As soon as the riders finish the race, recovery fuelling begins. Meals are prepared and waiting for them in the team bus as riders have about an hour to start replacing the glycogen stores necessary to start the next stage strong. These meals are full of easy-to-digest, low-salt, carbohydrate-rich foods.

Sample plate:

Fresh pasta with simple proteins: Pasta tossed with a simple sauce and protein - usually fresh chicken, is the ideal type of meal to replenish riders. The balance of carbohydrates and proteins are just what the body requires – no complicated flavor combinations, or processed proteins here, just simple good food to start the recovery process.

- Protein and carb-focused snacks: Various bars, yoghurts and shakes are available on the team bus for quick and effective refuelling.


Perhaps the most important meal of the day during the race, all the riders sit down together at the team hotel each night, as early as possible. The aim is to replenish their stores with plenty of time for digestion before getting a good sleep.

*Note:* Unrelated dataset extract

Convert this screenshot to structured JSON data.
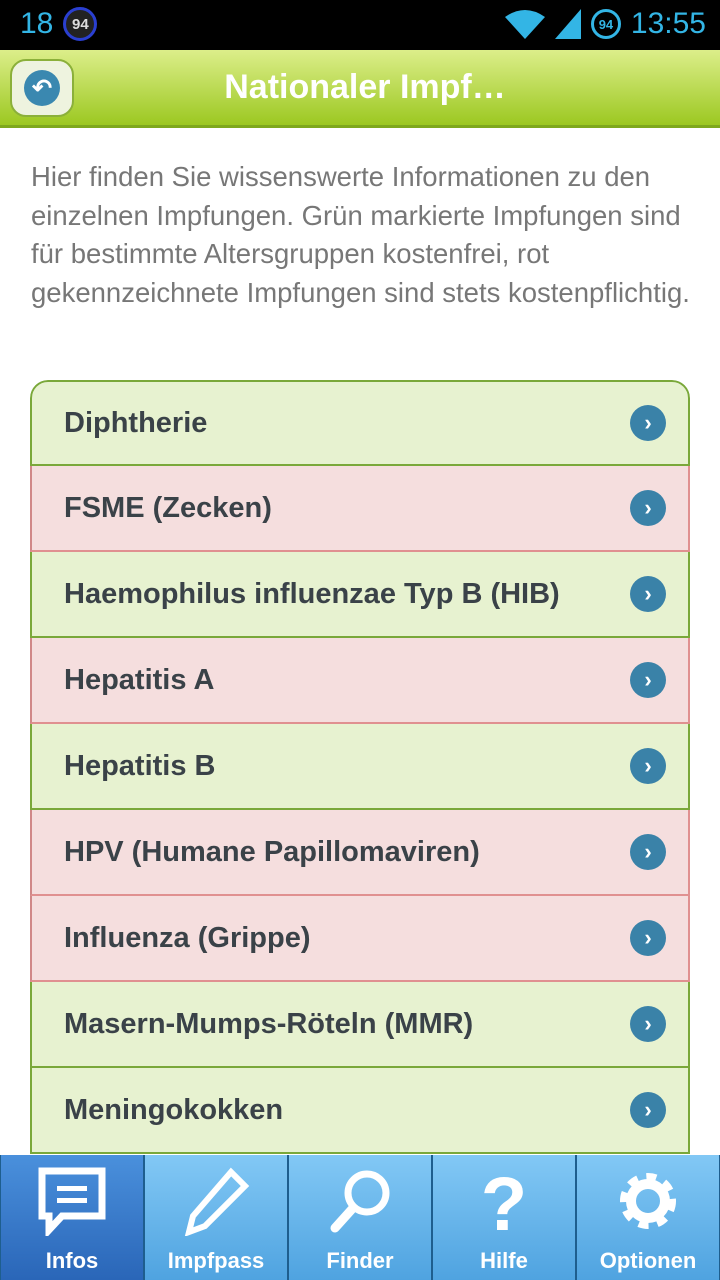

The dinner menu offers simple, fresh foods that are low in fiber, not too heavy but full of the carbohydrates, proteins and other nutrients needed to fuel the riders for the next day.

Unprocessed proteins are a must to boost recovery, along with soups, cooked vegetables and simple carbs. Cooked, easy to eat vegetables are included to provide micronutrients, while ensuring that riders have plenty of time to properly digest and eliminate the fiber before their systems are under the duress of the next stage.

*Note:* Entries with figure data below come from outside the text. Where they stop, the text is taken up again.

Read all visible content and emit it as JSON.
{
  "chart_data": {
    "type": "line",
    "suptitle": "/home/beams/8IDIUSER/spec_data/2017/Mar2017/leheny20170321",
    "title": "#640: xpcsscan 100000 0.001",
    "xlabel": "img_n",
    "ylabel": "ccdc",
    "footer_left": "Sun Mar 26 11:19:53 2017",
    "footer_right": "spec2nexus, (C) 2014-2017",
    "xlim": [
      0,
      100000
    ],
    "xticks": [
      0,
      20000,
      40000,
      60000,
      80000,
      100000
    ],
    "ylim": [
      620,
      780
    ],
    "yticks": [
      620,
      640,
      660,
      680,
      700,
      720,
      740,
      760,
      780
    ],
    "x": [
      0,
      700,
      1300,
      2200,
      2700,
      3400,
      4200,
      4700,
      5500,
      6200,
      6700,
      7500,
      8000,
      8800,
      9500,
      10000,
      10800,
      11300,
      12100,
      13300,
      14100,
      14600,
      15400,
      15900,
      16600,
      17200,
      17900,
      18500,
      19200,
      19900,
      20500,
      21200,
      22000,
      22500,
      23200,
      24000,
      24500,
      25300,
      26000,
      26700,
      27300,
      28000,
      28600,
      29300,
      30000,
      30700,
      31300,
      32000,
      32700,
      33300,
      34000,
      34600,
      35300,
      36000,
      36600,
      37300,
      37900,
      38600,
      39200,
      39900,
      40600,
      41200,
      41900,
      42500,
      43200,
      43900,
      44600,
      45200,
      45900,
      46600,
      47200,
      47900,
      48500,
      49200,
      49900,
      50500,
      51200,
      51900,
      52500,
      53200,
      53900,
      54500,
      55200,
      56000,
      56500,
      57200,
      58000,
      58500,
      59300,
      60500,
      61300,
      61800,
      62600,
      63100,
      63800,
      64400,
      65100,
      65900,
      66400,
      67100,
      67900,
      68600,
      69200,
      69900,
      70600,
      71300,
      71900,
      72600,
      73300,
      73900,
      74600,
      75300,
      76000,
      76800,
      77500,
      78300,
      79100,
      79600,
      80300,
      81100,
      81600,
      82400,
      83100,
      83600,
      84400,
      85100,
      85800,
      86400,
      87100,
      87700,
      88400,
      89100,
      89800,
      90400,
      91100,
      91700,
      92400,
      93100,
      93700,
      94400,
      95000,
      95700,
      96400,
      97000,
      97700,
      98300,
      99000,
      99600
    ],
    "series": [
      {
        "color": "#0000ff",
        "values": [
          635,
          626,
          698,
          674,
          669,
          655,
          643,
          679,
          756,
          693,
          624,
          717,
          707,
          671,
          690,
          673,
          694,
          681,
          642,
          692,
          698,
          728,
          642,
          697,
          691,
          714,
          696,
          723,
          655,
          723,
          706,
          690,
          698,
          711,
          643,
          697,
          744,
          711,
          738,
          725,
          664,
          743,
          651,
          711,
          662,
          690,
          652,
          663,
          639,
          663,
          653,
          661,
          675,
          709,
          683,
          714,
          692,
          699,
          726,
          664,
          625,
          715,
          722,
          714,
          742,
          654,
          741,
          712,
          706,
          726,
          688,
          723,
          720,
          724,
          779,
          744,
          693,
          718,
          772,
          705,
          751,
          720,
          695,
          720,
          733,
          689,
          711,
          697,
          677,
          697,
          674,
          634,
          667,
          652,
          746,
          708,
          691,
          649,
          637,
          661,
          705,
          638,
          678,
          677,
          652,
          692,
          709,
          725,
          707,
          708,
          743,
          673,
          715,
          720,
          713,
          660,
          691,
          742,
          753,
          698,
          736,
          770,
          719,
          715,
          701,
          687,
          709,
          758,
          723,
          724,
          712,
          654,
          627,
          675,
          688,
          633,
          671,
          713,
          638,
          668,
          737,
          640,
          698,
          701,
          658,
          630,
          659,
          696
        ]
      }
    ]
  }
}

Fresh pastas, noodles and rice with a light but flavor filled main course of steamed fish and roasted or grilled chicken for protein. If the riders have tackled a day in the mountains or if the day has been particularly grueling, a dessert is a sweet morale-boosting treat.

Sample plate:

- Simply-prepared proteins: Grilled or roasted chicken or steamed fish with light fresh sauces. Processed meats are avoided for their high sodium content. Red meat is offered on rest days to help with recovery.

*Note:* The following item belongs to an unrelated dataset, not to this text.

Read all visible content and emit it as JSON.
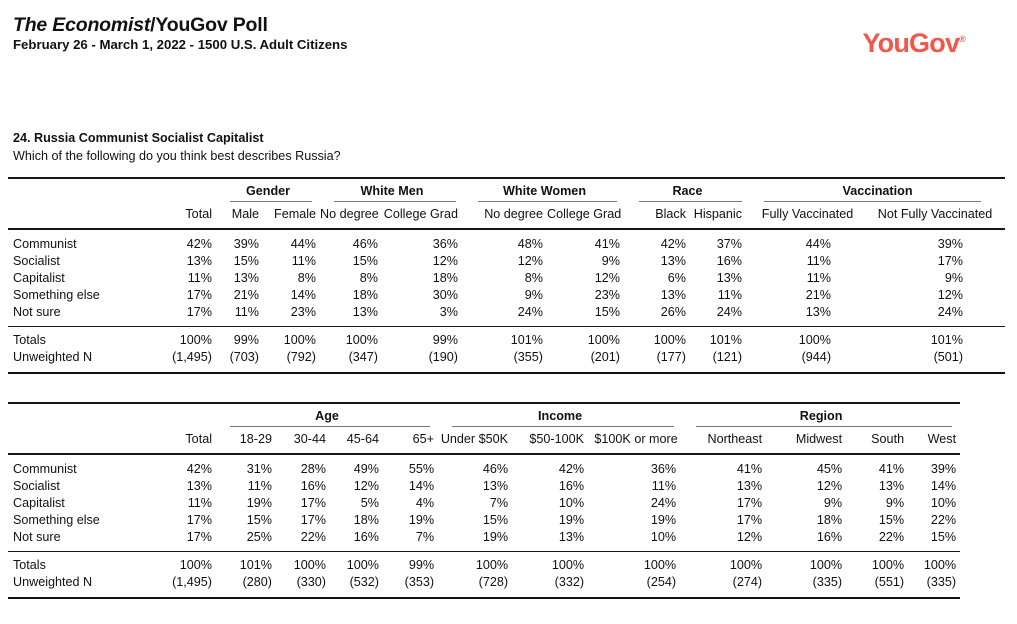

- Easy to digest carbohydrates: Options like rice, mashed potatoes or pasta are always available on the buffet table.

- Soup: There's always a fresh soup option on offer, these help with calming the digestive system, especially if a rider is struggling to eat. Soups are great for being low fiber while maintaining high vitamin and mineral intake.

- Steamed, grilled or roasted vegetables or a small salad: Larger salads can be very challenging to digest due to their high fiber content. Instead, riders load up on cooked vegetables or tender greens, easier to digest and assimilate but still packed full of nutrients. Beet salads are popular with the riders and nutrition team for their ability to reduce inflammation and boost recovery.

- For dessert: Nothing too heavy or full of overly processed sugars, fruit based desserts tend to be preferred. It's also a chance to get a little more protein in, with yogurt or crème fraîche on the side.